My mother tenses, and her lips become a firm, straight line. “Kitrina, you’re making a big mistake. You’re young—you have plenty of time for ‘experience.’ That’s the difference between us—I know what it’s like to be twenty; you don’t know what it’s like to be my age, looking back. This is a rare and precious time of life when you
have
no other responsibilities but study. I wish you appreciated that.” I start to reply but she shakes her head. “Mark my words, you won’t be able handle the cost of an apartment and the cost of that house combined, and I’m not spending a red cent on such foolishness. You’re begging for problems, and they will come. How will you be able to pay your bills without me? By working more? Then your grades will slip; your dreams will be washed away all because you have a point to prove. I don’t need you to prove any points to me. I simply want the best for you, and I know what’s best for you.”

“You’re trying to tell me I’m going to fail, and I don’t accept that.” I rise to my feet, shaking my head. There’s a lump in my throat and butterflies in my stomach. The part of me that will always be a little girl feels too terrified to make the leap, but if I turn back, I’ll never know what it’s like to stand on my own. I exit the parlor with Mom marching angrily behind me.

“You’re not going anywhere unless I say so!”

“You can’t stop me,” I angrily retort. I yank my phone out of my purse and dial Jayson’s number as I make my way to my bedroom. “Hi, I know it’s late—.”

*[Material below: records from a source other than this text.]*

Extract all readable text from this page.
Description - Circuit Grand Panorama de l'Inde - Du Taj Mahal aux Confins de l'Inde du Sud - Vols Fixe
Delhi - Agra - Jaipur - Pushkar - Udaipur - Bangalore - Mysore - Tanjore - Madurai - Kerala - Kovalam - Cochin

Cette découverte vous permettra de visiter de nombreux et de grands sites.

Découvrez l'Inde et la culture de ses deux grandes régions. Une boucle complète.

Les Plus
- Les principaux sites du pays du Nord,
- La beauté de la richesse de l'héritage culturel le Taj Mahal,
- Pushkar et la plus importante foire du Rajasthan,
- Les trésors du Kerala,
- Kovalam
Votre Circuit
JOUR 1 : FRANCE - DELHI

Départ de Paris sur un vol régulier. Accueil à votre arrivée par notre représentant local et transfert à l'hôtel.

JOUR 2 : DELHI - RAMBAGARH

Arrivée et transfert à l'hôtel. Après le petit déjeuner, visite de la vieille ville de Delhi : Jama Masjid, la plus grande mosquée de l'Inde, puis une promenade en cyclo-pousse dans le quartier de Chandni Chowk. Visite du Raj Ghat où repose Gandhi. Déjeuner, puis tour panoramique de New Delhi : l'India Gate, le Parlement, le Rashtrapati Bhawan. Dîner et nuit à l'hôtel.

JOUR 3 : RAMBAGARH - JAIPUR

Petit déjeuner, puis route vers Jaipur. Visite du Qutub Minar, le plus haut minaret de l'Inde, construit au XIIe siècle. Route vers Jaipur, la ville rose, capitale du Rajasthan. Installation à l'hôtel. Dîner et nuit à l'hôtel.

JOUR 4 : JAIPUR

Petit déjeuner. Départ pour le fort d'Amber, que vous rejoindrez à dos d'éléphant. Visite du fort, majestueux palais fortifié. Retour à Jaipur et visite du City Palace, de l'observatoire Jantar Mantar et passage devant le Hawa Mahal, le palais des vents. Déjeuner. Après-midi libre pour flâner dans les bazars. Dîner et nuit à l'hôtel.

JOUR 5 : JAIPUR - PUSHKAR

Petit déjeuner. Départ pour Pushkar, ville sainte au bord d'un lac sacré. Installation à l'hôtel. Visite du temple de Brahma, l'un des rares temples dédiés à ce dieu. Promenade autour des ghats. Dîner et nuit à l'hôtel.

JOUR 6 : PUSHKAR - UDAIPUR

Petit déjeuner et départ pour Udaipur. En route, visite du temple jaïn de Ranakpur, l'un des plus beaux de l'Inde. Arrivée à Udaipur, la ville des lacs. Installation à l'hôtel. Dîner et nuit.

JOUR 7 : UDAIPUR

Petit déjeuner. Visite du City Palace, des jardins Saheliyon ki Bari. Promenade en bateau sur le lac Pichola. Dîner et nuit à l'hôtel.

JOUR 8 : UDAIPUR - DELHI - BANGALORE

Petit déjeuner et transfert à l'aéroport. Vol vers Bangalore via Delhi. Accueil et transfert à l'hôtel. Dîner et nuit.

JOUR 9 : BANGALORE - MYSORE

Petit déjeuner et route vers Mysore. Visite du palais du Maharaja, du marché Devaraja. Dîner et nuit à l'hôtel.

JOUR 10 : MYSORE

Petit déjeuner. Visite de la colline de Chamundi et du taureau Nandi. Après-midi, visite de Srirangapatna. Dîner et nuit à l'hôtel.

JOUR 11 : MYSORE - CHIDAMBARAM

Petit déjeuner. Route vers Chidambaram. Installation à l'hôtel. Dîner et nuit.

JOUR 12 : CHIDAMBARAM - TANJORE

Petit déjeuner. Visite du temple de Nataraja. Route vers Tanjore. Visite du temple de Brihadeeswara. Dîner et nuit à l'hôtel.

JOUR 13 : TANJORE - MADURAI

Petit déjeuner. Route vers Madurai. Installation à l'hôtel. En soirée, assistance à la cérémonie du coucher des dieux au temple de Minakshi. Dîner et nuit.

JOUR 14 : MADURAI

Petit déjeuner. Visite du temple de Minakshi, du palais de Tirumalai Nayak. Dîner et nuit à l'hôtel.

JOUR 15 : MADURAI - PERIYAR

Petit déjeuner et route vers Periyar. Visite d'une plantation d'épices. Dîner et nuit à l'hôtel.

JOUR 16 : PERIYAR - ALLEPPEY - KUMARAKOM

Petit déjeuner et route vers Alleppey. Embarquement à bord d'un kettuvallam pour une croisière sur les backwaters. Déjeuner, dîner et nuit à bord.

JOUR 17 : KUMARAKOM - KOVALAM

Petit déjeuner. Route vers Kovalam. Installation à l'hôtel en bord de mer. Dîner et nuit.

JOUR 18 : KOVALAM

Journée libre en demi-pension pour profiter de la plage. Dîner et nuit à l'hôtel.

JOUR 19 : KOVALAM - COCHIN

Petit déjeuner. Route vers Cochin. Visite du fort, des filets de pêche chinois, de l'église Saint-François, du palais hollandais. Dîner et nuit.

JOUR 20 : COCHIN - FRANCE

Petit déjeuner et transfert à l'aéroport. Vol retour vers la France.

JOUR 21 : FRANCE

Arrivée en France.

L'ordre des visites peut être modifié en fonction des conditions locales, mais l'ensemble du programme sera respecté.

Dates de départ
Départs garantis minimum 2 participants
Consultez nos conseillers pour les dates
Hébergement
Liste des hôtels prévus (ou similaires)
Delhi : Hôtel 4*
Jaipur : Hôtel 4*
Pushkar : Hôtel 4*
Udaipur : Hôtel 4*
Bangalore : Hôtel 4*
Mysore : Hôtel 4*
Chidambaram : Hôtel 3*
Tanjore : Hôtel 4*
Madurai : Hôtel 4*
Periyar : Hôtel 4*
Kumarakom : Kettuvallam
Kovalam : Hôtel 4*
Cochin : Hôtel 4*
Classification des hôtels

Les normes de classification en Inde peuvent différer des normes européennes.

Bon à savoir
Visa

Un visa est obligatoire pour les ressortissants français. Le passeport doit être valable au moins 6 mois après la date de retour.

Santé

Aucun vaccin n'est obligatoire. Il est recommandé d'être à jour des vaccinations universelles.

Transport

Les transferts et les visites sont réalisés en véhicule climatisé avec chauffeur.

“Kit! I didn’t expect to hear from you tonight.” His warm greeting diffuses my anger, and my hands stop trembling. “You left the club in such a hurry.” I glance over my shoulder at my mother, who’s standing in my bedroom door watching the whole scene play out, the soft smile on my lips at the sound of his voice, the visible calming effect he has on me. I sigh, knowing there’s no way to hide it.

“I really, really need to know if my house is move-in ready.”

“What, you mean tonight?”

“Yeah.”

There’s a pause, and I can tell he wants to ask questions, but I hope he doesn’t. “Well, the electricity is on, all the wiring stuff complete. The plumbing is fine. As far as I know, you could move in tonight if you wanted. You’d just have to deal with the noise of the guys working through the day.”

“Thank you, that’s all I wanted to know…I’ll talk to you later.” I hang up the phone quickly. Mom’s brown eyes meet mine and I glance away. “Will you excuse me? I need to pack.”

She barks a short, bitter laugh and walks away from my bedroom door. “Lock up when you leave,” she calls over her shoulder. “You can keep the key. You’ll be back.”